Output of Higashi main
The output path, naming convention, etc., are defined in the configuration file (See details in "configuration of parameters").
For instance, all output of Higashi is stored at the temp_dir of the configuration file.
See tutorials for examples on how to use these output files.
The single cell embeddings are saved with the name /embed/{embedding_name}_0_origin.npy, where the row order is consistent with the cell_id column of the input file data.txt
Besides the cell embeddings, the embeddings for the genomic bins are also saved with the name {embedding_name}_{id}_origin.npy.
- The
{embedding_name}is the parameter in the configuration file. - The
{id}starts at 0, ends with the number of chromosomes that is contained in the training data. 0 corresponds to the cell embeddings. 1 ~ corresponds to embeddings of bins from each chromosome.
The embeddings can be load with the standard np.load(xxx)
The imputed matrices are saved with name {chrom_name}_{embedding_name}_nbr_{k}_impute.hdf5.
- The
{chrom_name}is the chromosome name of the imputed maps. - The
{embedding_name}is the parameter in the configuration file. - The
{k}can be either 0 or the{neighbor_num}parameter specified in the configuration file. When{k}=0, it represents the imputation results without using any neighboring cell information.
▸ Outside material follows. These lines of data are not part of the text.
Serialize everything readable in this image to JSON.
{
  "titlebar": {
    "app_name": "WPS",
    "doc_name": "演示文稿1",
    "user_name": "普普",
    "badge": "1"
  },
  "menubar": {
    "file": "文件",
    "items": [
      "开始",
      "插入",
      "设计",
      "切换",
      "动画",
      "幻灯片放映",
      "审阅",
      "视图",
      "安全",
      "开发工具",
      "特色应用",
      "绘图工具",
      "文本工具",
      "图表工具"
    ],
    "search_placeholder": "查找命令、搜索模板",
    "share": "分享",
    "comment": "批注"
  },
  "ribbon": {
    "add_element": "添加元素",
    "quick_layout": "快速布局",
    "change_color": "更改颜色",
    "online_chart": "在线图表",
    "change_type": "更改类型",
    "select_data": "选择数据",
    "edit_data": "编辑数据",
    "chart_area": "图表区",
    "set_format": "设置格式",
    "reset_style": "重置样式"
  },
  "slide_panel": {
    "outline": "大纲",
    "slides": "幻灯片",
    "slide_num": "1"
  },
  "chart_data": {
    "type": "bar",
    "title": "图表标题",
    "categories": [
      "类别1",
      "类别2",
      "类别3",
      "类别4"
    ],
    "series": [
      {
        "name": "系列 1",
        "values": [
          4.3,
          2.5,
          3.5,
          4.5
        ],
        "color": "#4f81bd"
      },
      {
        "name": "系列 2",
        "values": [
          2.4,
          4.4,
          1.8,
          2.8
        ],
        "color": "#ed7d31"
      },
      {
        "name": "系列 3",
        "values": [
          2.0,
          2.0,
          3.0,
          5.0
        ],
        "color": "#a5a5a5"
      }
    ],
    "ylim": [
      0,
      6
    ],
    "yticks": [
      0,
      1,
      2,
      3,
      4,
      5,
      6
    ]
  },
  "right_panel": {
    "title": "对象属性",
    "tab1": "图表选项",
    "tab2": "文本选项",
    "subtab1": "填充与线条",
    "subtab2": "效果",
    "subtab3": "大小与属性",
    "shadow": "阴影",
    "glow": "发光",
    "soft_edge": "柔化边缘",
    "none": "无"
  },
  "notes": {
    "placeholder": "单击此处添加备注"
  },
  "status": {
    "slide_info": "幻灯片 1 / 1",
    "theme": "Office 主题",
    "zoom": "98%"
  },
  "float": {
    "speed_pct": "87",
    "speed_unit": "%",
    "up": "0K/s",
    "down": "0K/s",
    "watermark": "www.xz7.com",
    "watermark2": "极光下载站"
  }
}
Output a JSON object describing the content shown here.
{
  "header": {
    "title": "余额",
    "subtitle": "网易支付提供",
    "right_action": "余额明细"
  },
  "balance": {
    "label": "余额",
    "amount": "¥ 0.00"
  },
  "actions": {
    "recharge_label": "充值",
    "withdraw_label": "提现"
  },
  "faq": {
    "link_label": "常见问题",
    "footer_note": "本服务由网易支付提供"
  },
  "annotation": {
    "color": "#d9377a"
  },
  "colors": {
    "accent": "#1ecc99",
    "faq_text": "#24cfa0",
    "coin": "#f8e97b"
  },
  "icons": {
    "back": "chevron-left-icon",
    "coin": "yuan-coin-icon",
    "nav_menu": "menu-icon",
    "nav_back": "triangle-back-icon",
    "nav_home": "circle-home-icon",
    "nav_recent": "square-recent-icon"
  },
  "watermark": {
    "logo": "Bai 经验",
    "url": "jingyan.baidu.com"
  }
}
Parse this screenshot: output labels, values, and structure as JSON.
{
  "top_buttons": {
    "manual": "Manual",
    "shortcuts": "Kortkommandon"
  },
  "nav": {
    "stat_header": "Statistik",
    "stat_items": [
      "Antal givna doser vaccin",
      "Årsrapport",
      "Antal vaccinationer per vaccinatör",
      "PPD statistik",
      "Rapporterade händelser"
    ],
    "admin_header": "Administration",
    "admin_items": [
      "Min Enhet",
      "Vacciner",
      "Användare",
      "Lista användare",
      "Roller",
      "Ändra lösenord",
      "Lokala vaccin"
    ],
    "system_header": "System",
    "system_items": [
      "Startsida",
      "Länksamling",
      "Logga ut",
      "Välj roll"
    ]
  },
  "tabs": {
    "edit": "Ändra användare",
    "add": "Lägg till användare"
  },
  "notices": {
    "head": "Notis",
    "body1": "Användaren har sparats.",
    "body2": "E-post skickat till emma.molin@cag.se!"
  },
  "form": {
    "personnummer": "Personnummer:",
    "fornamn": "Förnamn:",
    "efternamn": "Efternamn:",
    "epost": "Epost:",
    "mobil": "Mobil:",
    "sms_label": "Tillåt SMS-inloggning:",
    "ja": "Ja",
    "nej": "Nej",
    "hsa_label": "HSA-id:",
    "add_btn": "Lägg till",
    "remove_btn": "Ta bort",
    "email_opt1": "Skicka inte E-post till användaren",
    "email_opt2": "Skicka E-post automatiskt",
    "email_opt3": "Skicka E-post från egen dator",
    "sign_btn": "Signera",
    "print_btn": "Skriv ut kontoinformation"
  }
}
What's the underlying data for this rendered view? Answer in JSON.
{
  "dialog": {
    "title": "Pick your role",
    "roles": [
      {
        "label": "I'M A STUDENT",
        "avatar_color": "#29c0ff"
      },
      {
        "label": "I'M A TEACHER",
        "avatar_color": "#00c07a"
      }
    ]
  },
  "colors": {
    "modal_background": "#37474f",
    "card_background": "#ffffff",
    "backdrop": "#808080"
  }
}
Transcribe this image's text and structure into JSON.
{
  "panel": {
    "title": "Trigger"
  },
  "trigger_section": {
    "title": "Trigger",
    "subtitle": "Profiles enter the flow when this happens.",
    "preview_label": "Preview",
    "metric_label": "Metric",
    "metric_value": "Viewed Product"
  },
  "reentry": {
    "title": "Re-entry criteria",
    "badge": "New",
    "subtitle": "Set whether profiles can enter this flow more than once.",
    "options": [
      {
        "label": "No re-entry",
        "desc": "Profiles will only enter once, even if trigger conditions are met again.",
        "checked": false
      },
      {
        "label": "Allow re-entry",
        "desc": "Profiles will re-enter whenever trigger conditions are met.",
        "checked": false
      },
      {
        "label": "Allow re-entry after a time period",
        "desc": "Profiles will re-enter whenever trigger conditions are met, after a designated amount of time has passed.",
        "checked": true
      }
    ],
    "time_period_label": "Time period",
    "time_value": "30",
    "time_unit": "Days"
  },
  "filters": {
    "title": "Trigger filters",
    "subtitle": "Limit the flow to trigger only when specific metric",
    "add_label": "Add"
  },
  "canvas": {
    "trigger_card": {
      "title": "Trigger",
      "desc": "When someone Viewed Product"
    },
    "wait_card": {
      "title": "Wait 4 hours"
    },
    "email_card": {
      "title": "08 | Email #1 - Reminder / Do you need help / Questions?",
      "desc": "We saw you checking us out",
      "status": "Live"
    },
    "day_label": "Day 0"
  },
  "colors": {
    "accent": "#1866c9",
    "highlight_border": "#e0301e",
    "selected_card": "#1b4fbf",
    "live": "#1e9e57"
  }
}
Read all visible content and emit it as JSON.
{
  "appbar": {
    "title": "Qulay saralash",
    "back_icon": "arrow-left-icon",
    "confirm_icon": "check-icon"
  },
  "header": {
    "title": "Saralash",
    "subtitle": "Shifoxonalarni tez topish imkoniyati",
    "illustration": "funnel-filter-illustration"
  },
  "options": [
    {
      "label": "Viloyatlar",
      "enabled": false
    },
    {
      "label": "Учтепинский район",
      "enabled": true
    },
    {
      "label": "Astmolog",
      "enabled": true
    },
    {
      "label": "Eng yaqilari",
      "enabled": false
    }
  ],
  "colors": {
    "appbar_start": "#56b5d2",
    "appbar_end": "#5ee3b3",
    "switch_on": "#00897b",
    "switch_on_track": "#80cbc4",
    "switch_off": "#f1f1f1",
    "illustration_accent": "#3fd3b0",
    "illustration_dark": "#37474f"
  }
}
The format of the imputed matrix is an hdf5 file with the structure
.
├── coordinates (vector size of k x 2)
├── cell 0 (vector size of k)
├── cell 1
├── ...
└── cell N
The matrix can be generated by putting the vector of cell * to the corresponding entries of the coordinates.
For instance
import h5py
import numpy
with h5py.File(os.path.join(temp_dir, "%s_%s_nbr_0_impute.hdf5" % (chrom, embedding_name)), "r") as impute_f:
coordinates = impute_f['coordinates']
xs, ys = coordinates[:, 0], coordinates[:, 1]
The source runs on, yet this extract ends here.